A great number of questions and criticisms have arisen surrounding the government’s planned access and scholarship schemes for their new £9000 university tuition fees policy. Whilst they were quick to sketch plans for access for underprivileged students in the run-up to the controversial tuition fees vote, now the policy has been approved by MPs their promised aid schemes are disappearing at an alarming rate.
President of the National Union of Students Aaron Porter has raised concerns about the scrapping of the much publicised plans whereby the government would pay for the first year of tuition fees for those students who had been eligible for free school meals (a fair measure of deprivation). Porter implies that Universities Minister David Willetts dangled the generous scheme as a carrot to coerce Liberal Democrats concerned about abandoning their pledges into voting for higher tuition fees, and claims that indeed “many Liberal Democrats voted for it on that basis”.
Now however, the government have hastily backtracked, with the steering group planning the distribution of the £150 million access fund (on which Porter sits) instead considering a wide range of different access incentives with universities having the power to choose which they choose to adopt. Whilst far more wishy-washy and untargeted schemes such as “outreach activity” and “accommodation discounts” appear on the list, waived fees for free school meals students do not.
Porter fears that the complex nature of such a plan, which would result in different access measures and scholarship opportunities being available at each individual university, will prove a huge deterrent to poorer students applying for higher education. It also makes something of a mockery of the new role of ‘advocate for access to education’ to which Simon Hughes has just been appointed; it will be very difficult for him to ‘sell’ the government’s new scheme to underprivileged students if there is no clear national aid plan to outline to them.
Perhaps the reason the coalition government is hastily beating a red-faced retreat from their attractive aid proposals is that highly respected research groups and think-tanks have cast serious doubt on their capacity to fulfil their promises. For a start, the Million+ group, representing newer universities, has flatly pointed out that the £150 million fund will simply not be enough to cover the cost of a year’s tuition for the 10,670 students awarded free school meals last year alone.
In addition, chief executive Pam Tatlow has highlighted several gaping holes in Willetts’ hastily sketched plans for access aid. She pointed out that if, as suggested, the government requires universities to match their aid for free school meals students in their second year, those universities doing the most for equal access and underprivileged students will effectively be penalised.

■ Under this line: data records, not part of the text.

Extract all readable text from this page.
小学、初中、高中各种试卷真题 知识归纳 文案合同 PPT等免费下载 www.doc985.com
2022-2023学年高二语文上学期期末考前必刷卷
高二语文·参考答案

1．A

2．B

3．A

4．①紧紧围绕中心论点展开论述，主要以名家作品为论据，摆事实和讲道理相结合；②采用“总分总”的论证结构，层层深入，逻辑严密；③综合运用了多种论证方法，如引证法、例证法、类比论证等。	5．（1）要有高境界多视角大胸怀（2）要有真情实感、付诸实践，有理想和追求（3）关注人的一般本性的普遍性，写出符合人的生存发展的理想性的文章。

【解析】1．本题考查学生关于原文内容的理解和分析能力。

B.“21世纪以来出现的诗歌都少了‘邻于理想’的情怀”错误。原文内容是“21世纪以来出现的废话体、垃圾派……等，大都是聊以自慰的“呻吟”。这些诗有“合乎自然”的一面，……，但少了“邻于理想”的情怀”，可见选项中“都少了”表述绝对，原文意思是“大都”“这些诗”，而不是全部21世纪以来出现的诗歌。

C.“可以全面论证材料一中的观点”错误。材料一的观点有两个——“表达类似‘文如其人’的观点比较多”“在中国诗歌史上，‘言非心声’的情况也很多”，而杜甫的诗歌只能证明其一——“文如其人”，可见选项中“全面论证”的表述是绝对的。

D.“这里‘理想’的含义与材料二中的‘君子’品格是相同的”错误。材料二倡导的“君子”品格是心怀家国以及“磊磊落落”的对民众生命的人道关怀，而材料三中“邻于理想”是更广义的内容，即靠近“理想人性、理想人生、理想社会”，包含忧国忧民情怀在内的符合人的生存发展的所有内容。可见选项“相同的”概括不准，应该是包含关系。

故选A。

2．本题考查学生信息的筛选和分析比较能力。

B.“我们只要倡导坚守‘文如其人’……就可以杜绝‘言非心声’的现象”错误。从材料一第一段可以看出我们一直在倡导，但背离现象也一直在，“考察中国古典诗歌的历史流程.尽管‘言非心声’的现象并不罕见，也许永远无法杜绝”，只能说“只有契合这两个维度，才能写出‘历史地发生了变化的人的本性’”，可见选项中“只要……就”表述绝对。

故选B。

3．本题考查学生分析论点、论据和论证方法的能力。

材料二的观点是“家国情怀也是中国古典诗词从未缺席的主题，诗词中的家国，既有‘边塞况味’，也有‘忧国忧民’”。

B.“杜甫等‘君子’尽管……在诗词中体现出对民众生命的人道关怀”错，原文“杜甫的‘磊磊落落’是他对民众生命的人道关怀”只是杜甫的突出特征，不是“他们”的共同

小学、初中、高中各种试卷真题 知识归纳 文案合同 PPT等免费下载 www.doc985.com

With Oxford and Cambridge boasting tiny percentages of such students, those institutions in question are generally much less financially secure and would be seriously imperilled by such a move, forcing them to have to choose between diminishing the scope of their access scheme or pushing tuition fees for other students still higher, lumping the burden of debt once again on the low to middle income earners.
Most incredibly of all (and for the coalition’s tuition fees scheme, most embarrassingly) the Higher Education Policy Institute has now revealed that after all this furore, and with all this damage to fair education access, the government’s tuition fees proposals are ultimately “as likely to cost as to save public money”! Having reviewed the coalition’s plans to take into account the desperate and quickly sketched concessions they tacked on at the last minute to help force the vote through, HEPI reveals that if the annual increase in graduate earnings falls just 16% short of the government’s estimate, no savings will be made at all by the scheme.
Considering the level of public outrage the proposals have caused and the very significant threat they pose to the likelihood of poorer students being able to attend top universities, this revelation is absolutely flabbergasting. Still more bad news came as it emerged that the government, having repeatedly declared that universities will only be able to charge fees of above £6000 per year under ‘extreme circumstances’, has created its estimates using an assumed average tuition cost of £7200 per year, whilst HEPI predicted it was quite likely that fees would in fact be “considerably higher”.
We can only anticipate the public outrage and disbelief that will result when news spreads that the coalition, having trebled university fees, dumped enormous economic debt onto the backs of struggling graduates, slashed the EMA and Aim Higher schemes and utterly reneged on their shining access schemes, are actually likely to make little or no saving at all to the public purse.